Interview mit Prof. Dr. Eckart Köhne im Restauratoren Handbuch – ein Kommentar Museums-Restaurator:innen als Spielverderber?

Das Interview im Restauratorenhandbuch 2021/22 (S. 8-12) mit Prof. Dr. Eckart Köhne, Präsident des Deutschen Museumsbundes (DMB), sorgte in der Restauratorenschaft für Wirbel. Prof. Köhne sprach über die finanziellen Einbußen, die Museen durch die Corona-Krise hinnehmen müssen und stellte Überlegungen darüber an, wo Einsparpotenziale möglich seien.

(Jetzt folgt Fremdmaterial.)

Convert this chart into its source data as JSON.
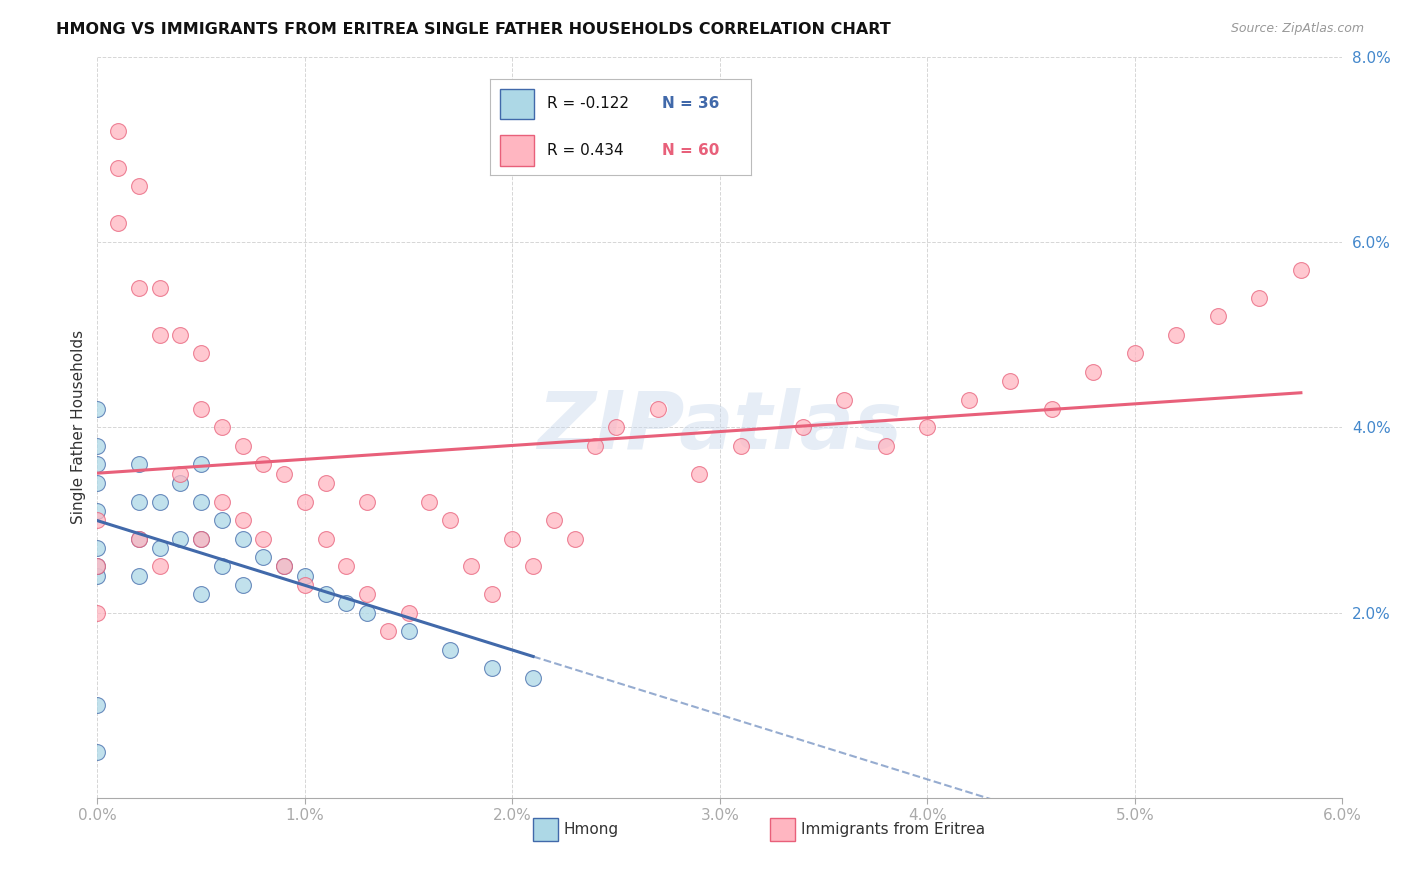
{
  "title": "HMONG VS IMMIGRANTS FROM ERITREA SINGLE FATHER HOUSEHOLDS CORRELATION CHART",
  "source": "Source: ZipAtlas.com",
  "ylabel": "Single Father Households",
  "xlim": [
    0.0,
    0.06
  ],
  "ylim": [
    0.0,
    0.08
  ],
  "xticks": [
    0.0,
    0.01,
    0.02,
    0.03,
    0.04,
    0.05,
    0.06
  ],
  "yticks": [
    0.0,
    0.02,
    0.04,
    0.06,
    0.08
  ],
  "xtick_labels": [
    "0.0%",
    "1.0%",
    "2.0%",
    "3.0%",
    "4.0%",
    "5.0%",
    "6.0%"
  ],
  "ytick_labels": [
    "",
    "2.0%",
    "4.0%",
    "6.0%",
    "8.0%"
  ],
  "legend_label1": "Hmong",
  "legend_label2": "Immigrants from Eritrea",
  "R1": -0.122,
  "N1": 36,
  "R2": 0.434,
  "N2": 60,
  "color1": "#ADD8E6",
  "color2": "#FFB6C1",
  "line_color1": "#4169AA",
  "line_color2": "#E8607A",
  "watermark": "ZIPatlas",
  "hmong_x": [
    0.0,
    0.0,
    0.0,
    0.0,
    0.0,
    0.0,
    0.0,
    0.0,
    0.0,
    0.0,
    0.002,
    0.002,
    0.002,
    0.002,
    0.003,
    0.003,
    0.004,
    0.004,
    0.005,
    0.005,
    0.005,
    0.005,
    0.006,
    0.006,
    0.007,
    0.007,
    0.008,
    0.009,
    0.01,
    0.011,
    0.012,
    0.013,
    0.015,
    0.017,
    0.019,
    0.021
  ],
  "hmong_y": [
    0.005,
    0.01,
    0.024,
    0.027,
    0.031,
    0.034,
    0.038,
    0.042,
    0.036,
    0.025,
    0.036,
    0.032,
    0.028,
    0.024,
    0.032,
    0.027,
    0.034,
    0.028,
    0.036,
    0.032,
    0.028,
    0.022,
    0.03,
    0.025,
    0.028,
    0.023,
    0.026,
    0.025,
    0.024,
    0.022,
    0.021,
    0.02,
    0.018,
    0.016,
    0.014,
    0.013
  ],
  "eritrea_x": [
    0.0,
    0.0,
    0.0,
    0.001,
    0.001,
    0.001,
    0.002,
    0.002,
    0.002,
    0.003,
    0.003,
    0.003,
    0.004,
    0.004,
    0.005,
    0.005,
    0.005,
    0.006,
    0.006,
    0.007,
    0.007,
    0.008,
    0.008,
    0.009,
    0.009,
    0.01,
    0.01,
    0.011,
    0.011,
    0.012,
    0.013,
    0.013,
    0.014,
    0.015,
    0.016,
    0.017,
    0.018,
    0.019,
    0.02,
    0.021,
    0.022,
    0.023,
    0.024,
    0.025,
    0.027,
    0.029,
    0.031,
    0.034,
    0.036,
    0.038,
    0.04,
    0.042,
    0.044,
    0.046,
    0.048,
    0.05,
    0.052,
    0.054,
    0.056,
    0.058
  ],
  "eritrea_y": [
    0.025,
    0.03,
    0.02,
    0.072,
    0.068,
    0.062,
    0.066,
    0.055,
    0.028,
    0.055,
    0.05,
    0.025,
    0.05,
    0.035,
    0.048,
    0.042,
    0.028,
    0.04,
    0.032,
    0.038,
    0.03,
    0.036,
    0.028,
    0.035,
    0.025,
    0.032,
    0.023,
    0.034,
    0.028,
    0.025,
    0.032,
    0.022,
    0.018,
    0.02,
    0.032,
    0.03,
    0.025,
    0.022,
    0.028,
    0.025,
    0.03,
    0.028,
    0.038,
    0.04,
    0.042,
    0.035,
    0.038,
    0.04,
    0.043,
    0.038,
    0.04,
    0.043,
    0.045,
    0.042,
    0.046,
    0.048,
    0.05,
    0.052,
    0.054,
    0.057
  ]
}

Sehr richtig führte er aus, dass die bau- und raumklimatischen Voraussetzungen vieler Museumsgebäude für die sachgerechte Aufbewahrung und Präsentation von Kunst und Kulturgut denkbar schlecht sind. Die oft unzureichende Isolierung wie auch allgemeiner Sanierungsstau bedeuten, dass nur mit einem hohen energetischen Aufwand ein für Objekte günstiges – d. h. möglichst schwankungsarmes –  Klima erreicht und gehalten werden kann. Dies trifft oft sowohl auf die Ausstellungsgebäude selbst als auch auf Depots zu. Die Konsequenzen, die Prof. Köhne zieht und die möglichen Einsparpotenziale, die er sieht, sind allerdings weniger verständlich.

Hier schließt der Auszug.